Non si spaventi il lettore se dico che io allora ero bellissimo ed elegantissimo nella divisa da ufficiale. A quel tempo qualsiasi signora non avrebbe disdegnato la compagnia di un tipo come me che, per altro, nel mio caso, era di persona educata e di persona per bene. La signora in gramaglie, troppo sola di notte in quella stazione quasi deserta, accolse con sollievo il mio invito a sedere con me ed a prendere un caffè, tanto per ammazzare il tempo dell’attesa. Per bere nella tazzina dovette alzare il velo nero che le copriva il viso e, benché si coprisse con la mano, potei notare che era molto bella. Non era alta di statura, forse era una meridionale che, venendo dal suo paese doveva cambiare treno a Bologna per recarsi a Milano. Faceva dunque la mia stessa strada, visto che avevo deciso di fare “dietrofront”. Io non volli chiedere chiedere perché fosse in gramaglie, per non rinnovarle il cordoglio per la perdita di un congiunto che poteva essere il marito, e per non distrarla dall’incontro che faceva per me.
Il treno che aspettavamo arrivò, ma così carico, zeppo di gente, che si rivelò difficile da prendere. A quel punto ci venne incontro il capostazione che, immaginandoci parenti di alta condizione sociale, ci disse, mostrandosi affabile, che dopo un’altra ora ne sarebbe passato un altro non pieno come quello e ci consigliò di aspettare. “Dovevate fare il viaggio in piedi e pigiati come sardine fino a Milano, nel prossimo treno sono certo che potrete trovare dei posti a sedere”.

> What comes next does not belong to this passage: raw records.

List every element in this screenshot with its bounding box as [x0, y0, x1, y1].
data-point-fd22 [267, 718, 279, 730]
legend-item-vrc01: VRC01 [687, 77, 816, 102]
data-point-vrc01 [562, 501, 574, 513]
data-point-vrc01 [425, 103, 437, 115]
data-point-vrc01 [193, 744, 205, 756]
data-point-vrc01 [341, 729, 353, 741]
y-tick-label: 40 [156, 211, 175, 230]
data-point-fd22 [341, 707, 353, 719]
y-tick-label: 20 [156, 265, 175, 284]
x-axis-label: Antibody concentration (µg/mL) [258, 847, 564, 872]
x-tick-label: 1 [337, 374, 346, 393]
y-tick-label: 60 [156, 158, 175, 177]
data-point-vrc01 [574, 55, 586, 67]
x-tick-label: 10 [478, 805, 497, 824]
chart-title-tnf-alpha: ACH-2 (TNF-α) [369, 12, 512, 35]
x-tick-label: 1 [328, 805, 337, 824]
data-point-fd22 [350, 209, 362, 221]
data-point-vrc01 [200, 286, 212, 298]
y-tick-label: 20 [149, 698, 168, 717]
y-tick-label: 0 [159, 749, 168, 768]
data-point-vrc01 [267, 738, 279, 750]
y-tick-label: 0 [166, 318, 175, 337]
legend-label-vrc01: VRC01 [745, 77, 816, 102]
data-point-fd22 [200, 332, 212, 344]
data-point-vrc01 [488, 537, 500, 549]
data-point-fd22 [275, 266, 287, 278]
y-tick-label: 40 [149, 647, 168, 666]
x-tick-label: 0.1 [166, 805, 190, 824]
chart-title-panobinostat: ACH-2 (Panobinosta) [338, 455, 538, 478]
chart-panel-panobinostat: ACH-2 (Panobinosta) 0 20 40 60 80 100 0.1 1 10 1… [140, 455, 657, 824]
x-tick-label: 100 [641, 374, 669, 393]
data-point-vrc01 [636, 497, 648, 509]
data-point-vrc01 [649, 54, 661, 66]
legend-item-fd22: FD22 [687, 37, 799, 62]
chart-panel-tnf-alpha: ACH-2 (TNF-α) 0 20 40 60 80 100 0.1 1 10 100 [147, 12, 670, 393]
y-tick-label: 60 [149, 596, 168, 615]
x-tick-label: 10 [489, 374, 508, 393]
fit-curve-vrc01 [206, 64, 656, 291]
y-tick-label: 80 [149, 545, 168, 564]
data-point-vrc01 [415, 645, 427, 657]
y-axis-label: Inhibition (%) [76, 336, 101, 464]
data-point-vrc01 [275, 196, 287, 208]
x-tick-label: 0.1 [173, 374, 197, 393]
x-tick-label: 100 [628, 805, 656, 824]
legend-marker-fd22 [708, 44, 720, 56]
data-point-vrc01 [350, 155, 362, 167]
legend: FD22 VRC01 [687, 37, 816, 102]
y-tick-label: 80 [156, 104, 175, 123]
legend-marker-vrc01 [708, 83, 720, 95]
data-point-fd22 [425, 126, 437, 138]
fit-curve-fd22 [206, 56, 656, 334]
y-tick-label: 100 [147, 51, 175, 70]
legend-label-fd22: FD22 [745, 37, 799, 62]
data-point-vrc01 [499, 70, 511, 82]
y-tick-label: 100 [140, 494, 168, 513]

“Cosa dice lei?” chiesi alla signora che mi rispose con un cenno di sì con la testa. “Sì, sì, grazie” dissi al capostazione, il quale dicendomi “Prego, è il mio dovere” se ne tornò nel suo ufficio. La signora ed io, seguendo la stessa sorte, andammo ad attendere l’altro treno seduti al bar, io fumando e lei senza dire una parola. Se prima c’erano quattro o cinque in attesa del treno per Milano, adesso c’eravamo solo noi due, perché gli altri se ne erano andati con il treno che era passato pieno. Dopo quella seconda attesa, arrivò finalmente il secondo treno completamente vuoto o quasi. La signora ed io salimmo ed entrammo insieme in uno scompartimento di seconda classe dove c’erano in un angolo un marito ed una moglie addossati l’uno all’altra, in pieno sonno. Lo scompartimento aveva le luci spente ed era illuminato solo da una lampadina verde a luce bassa che ci faceva appena intravedere. La signora ed io per un quarto d’ora, ancora svegli, guardammo quei due che, muovendosi appena nel sonno, si stringevano l’uno all’altra. Credo che a noi due fosse venuto il desiderio di fare altrettanto perché guardandoci negli occhi ci demmo un bacio con in mezzo il velo che lei tolse quasi con rabbia, ripetendolo senza il velo, lunghissimamente.
Appena tolte le labbra dalle sue, andai a vedere se vi fossero scompartimenti vuoti e ne trovai uno che nella stessa vettura era di prima classe. Tornai a prenderla per mano e ci andammo a nascondere lì dentro. Puntai la sciabola alla maniglia della portiera in basso contro lo stipite e la serrai come una cassaforte. Chiusa quella porta, chiudo anche qui il racconto il cui seguito lascio immaginare al lettore, molleggiato dalle morbide scosse del treno in corsa.